Dracula hasn't had servants in 400 years and then a man comes to his ancestral home, and he must convince him that he... that he is like the man. He has to feed him, when he himself hasn't eaten food in centuries. Can he even remember how to buy bread? How to select cheese and wine? And then he remembers the rest of it. How to prepare a meal, how to make a bed. He remembers his first glory, his armies, his retainers, and what he is reduced to. The loneliest part of the book comes... when the man accidentally sees Dracula setting his table.
It's funny how one never really thinks of a vampire as being an individual severed from society. Sure we might in the larger scheme of things--but how often are we feeling sympathetic towards the monster that drinks people's blood for nourishment? Do we sit there and exclaim how awful it must be to truly be alone in this world--a dead person who roams the land and kills people in order to stay alive? No! We exclaim about their terrifying appearances and we get excited when they hunt and bite their victims. We aren't shaking our heads and saying-- gee remember when that vampire had friends, and now he has to alienate himself from the world and sleep during the day time and blah blah blah. He must be depressed!
In my opinion, Martin isn't a vampire--not really. Even our friend George claims that Martin isn't necessarily right in the head. He, either due to the notions of his family or his own self awareness has made it up in his mind that he HAS to be a vampire and that makes all the difference. But then again, Martin IS a vampire if you think about what I've said above. He severs himself from society. He cuts himself off from the living in a way that is so subtle and so depressing at the same time, that it causes me to make a pouty face when witnessing his interactions with women. I feel for him because he is so sincere when he holds the women down and pleads with them to go to sleep. Poor, poor Marty. A clear cut case of social anxiety and depression mixed with an addiction for blood. His plight can even be likened to Abbie Santini- a woman who also severs herself from society as she wallows in her own depression. Of course it is the little problem dealing with the need for blood that sets them apart--and is perhaps why they end up the way they do.
Well anyways. Now that that sermon is done I would just like to say that Martin is an incredible flick. Even though how Martin gets his blood is maybe not as brutal as the typical vampire--I think it's actually more disturbing, BECAUSE it's so real. You dig? It feels so personal and almost shameful to watch, and the fact that the camera doesn't budge is what makes it truly difficult to withstand.
The brutality is in your face and honest. It isn't glamorous, it isn't hot, it isn't even entertaining really when you think about it. That may actually be my favorite thing about this film--its surprising and subtle brutality. Unconventional and perhaps more off putting than a typical vampire tale. Martin is truly- one of a kind.
Andre, my friend.
You have brought tears to my eyes with this post.
I knew you would get it.
I think Martin probably captures the "lonely outsider" aspect of vampires about as good as any film. It almost doesn't matter if he is a vampire or not, which is something I'd never thought about until now.

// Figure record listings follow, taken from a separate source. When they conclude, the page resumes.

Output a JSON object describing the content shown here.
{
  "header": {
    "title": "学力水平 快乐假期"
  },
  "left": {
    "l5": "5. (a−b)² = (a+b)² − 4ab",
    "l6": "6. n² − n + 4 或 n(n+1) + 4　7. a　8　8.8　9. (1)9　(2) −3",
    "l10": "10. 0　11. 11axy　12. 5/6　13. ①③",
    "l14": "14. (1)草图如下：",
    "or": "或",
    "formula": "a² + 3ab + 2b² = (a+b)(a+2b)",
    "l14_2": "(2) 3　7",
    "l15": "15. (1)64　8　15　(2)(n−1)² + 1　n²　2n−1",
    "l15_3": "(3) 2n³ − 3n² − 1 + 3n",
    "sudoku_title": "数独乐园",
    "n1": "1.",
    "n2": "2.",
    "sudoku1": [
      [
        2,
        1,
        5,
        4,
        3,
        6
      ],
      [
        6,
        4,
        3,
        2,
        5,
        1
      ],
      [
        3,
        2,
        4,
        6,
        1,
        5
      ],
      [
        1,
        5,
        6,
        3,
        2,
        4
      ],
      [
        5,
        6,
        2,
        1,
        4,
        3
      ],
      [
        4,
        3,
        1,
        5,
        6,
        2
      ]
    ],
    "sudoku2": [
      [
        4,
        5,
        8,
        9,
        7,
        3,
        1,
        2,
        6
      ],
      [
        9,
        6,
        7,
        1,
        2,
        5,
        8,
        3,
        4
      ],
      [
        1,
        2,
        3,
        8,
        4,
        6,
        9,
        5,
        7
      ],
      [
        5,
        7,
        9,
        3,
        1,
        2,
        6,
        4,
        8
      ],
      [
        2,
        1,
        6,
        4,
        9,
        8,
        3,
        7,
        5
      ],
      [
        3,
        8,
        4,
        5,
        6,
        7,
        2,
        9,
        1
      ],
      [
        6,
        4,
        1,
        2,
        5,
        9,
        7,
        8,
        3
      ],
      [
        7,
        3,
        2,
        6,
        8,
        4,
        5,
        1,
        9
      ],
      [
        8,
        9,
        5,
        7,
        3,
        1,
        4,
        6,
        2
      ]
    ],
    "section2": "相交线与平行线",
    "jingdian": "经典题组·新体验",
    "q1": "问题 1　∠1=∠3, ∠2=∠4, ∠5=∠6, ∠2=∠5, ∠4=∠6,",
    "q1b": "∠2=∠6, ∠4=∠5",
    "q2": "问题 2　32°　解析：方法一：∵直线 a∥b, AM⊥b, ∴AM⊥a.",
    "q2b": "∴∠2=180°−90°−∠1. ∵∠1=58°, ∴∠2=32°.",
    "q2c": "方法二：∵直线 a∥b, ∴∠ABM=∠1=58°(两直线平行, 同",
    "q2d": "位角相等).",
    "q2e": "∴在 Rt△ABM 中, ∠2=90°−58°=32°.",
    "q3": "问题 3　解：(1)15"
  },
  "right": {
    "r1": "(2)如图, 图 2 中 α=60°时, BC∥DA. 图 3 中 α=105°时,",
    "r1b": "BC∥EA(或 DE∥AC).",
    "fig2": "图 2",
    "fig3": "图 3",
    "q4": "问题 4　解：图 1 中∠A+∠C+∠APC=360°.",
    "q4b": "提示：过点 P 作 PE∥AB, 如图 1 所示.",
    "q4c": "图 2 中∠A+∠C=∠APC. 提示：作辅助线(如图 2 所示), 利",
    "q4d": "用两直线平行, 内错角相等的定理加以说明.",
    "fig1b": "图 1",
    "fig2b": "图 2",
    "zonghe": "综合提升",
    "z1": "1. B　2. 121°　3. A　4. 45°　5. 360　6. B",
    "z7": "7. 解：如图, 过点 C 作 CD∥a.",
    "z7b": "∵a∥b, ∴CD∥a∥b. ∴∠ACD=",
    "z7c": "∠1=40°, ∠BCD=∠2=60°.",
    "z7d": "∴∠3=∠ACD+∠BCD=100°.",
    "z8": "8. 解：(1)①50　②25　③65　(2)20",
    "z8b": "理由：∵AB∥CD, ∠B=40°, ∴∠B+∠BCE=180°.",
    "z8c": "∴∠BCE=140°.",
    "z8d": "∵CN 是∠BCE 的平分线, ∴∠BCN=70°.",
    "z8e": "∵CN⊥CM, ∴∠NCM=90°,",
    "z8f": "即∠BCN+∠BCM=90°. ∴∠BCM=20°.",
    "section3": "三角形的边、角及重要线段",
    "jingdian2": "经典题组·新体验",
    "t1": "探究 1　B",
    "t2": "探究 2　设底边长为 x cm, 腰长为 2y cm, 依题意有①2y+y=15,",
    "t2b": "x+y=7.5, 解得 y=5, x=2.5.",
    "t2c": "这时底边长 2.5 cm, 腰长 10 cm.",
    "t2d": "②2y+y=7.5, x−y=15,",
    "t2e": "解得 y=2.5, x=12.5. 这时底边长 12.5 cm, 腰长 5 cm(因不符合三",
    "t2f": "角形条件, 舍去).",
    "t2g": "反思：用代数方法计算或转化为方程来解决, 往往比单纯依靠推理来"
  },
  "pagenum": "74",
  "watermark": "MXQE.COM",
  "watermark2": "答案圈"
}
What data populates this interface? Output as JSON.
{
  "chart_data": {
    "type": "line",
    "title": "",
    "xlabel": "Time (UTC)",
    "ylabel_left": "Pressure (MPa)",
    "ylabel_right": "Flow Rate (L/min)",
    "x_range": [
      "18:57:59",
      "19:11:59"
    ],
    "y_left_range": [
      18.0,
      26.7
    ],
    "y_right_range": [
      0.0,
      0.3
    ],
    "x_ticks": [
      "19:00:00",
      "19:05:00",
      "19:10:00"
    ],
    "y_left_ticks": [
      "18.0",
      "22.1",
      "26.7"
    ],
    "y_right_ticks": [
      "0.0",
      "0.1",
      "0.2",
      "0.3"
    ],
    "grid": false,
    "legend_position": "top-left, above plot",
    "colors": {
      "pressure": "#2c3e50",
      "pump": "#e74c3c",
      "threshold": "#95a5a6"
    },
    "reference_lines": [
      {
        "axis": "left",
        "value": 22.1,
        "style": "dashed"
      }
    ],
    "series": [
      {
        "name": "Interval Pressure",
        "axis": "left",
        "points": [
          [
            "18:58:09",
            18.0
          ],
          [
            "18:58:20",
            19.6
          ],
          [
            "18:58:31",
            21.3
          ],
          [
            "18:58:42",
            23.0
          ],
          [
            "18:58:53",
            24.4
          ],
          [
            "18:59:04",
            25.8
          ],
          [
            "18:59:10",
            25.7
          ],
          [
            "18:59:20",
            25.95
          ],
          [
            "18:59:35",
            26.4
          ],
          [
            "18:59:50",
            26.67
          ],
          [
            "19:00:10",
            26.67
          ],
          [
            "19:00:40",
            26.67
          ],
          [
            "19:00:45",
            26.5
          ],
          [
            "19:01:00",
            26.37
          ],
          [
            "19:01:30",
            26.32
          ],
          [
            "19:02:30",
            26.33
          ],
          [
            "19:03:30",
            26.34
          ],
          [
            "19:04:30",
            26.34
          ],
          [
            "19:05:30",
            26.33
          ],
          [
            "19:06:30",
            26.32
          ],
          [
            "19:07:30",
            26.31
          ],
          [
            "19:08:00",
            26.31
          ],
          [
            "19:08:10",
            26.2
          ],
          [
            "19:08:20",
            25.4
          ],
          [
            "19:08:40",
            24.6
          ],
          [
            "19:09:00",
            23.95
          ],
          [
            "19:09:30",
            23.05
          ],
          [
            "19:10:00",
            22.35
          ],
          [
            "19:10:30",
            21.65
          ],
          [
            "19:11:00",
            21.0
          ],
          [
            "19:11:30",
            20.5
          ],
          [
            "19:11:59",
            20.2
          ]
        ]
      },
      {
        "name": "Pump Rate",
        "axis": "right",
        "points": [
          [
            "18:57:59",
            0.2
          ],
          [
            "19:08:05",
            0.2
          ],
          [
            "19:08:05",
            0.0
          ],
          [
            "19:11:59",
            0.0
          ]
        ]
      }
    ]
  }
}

Blood for Dracula also kind of hits on it a bit...but the movie overall is so nuts that it's hard to consider that the focal point.
That was a weird movie. I enjoyed it.
I love this film, I think it is Uncle George's masterpiece!
I wrote a long winded review on it some time ago, and basically saw the elements you saw as well as some strong points about the death of the so called American Dream, feminism, and the generation gap (boy that's a term you don't hear these days).